Posted by: knobody | June 01, 2005 at 03:54 AM
Tess darling,
I remember praying and hoping that you would make it to April 30th as well - but you didn't and you got to see your miracle children early and as Maddy says, God blessed us with their presence.
As a well child and maternal health nurse I would also like to reassure you about your children's development. The average that full term children walk is 14 months - and that's the average so there are a heck of a lot that walk later than that that are just fine.
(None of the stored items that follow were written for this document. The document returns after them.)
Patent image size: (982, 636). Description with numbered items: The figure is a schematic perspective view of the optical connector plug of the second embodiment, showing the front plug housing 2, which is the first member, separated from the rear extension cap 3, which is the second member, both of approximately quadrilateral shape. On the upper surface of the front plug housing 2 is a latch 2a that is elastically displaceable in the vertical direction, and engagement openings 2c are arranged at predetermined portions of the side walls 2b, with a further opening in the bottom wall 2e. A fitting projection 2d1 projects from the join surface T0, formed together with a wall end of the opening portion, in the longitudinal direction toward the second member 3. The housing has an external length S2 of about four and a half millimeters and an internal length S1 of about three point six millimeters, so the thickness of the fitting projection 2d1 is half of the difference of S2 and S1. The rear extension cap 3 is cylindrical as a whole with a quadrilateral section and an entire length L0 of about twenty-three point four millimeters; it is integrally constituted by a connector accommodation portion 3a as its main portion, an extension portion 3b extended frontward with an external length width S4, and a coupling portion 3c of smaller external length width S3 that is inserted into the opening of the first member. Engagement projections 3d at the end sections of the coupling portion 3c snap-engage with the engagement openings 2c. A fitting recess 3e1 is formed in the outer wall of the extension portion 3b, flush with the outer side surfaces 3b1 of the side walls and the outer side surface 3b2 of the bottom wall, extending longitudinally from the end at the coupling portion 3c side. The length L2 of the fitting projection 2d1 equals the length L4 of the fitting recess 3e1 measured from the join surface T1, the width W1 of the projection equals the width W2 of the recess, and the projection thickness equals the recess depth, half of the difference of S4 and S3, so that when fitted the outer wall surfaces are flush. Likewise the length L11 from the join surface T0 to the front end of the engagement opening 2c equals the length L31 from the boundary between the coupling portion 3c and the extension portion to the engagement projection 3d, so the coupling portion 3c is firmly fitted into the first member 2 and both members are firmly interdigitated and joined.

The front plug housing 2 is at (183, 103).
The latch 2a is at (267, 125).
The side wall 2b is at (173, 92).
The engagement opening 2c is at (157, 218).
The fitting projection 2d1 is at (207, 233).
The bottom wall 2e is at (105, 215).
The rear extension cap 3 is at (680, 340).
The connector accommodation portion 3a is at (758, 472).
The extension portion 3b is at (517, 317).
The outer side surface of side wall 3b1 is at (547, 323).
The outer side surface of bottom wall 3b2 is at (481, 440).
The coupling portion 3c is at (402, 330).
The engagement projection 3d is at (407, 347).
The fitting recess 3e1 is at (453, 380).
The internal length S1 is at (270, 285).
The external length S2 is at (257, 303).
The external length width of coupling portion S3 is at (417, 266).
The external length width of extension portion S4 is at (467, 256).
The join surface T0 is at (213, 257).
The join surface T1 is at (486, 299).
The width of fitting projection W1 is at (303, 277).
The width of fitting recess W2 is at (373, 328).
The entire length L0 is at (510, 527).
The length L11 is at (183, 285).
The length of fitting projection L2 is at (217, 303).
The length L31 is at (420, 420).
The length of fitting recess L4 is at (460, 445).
Posted by: Trinie | June 01, 2005 at 08:56 AM
Boy howdy I hear ya on this one.
Posted by: Doni | June 01, 2005 at 01:25 PM
They are here, they are thriving, it IS an excellent day isn't it? I'm sure the vomiting will come.
Posted by: Lioness | June 01, 2005 at 04:49 PM
I've read it all now, and Charles' post as well, and you mean THAT sort of vomit. I hope you find out soon what is causing it, it must be hellish.
Posted by: Lioness | June 01, 2005 at 04:56 PM
Being close to my due date, I have a very new appreciation for how difficult those days must have been and continue to be for you. I can't even begin to imagine having carried THREE babies, then to have given birth so early and watched them struggle. But the prayers, good medicine and wonderful parenting have brought them so far Tess. They are beautiful and although they continue to struggle, they've come a long way baby! You and Magnificent should feel so proud of yourselves. You are my heroes! One day at a time is really all we can ask of ourselves.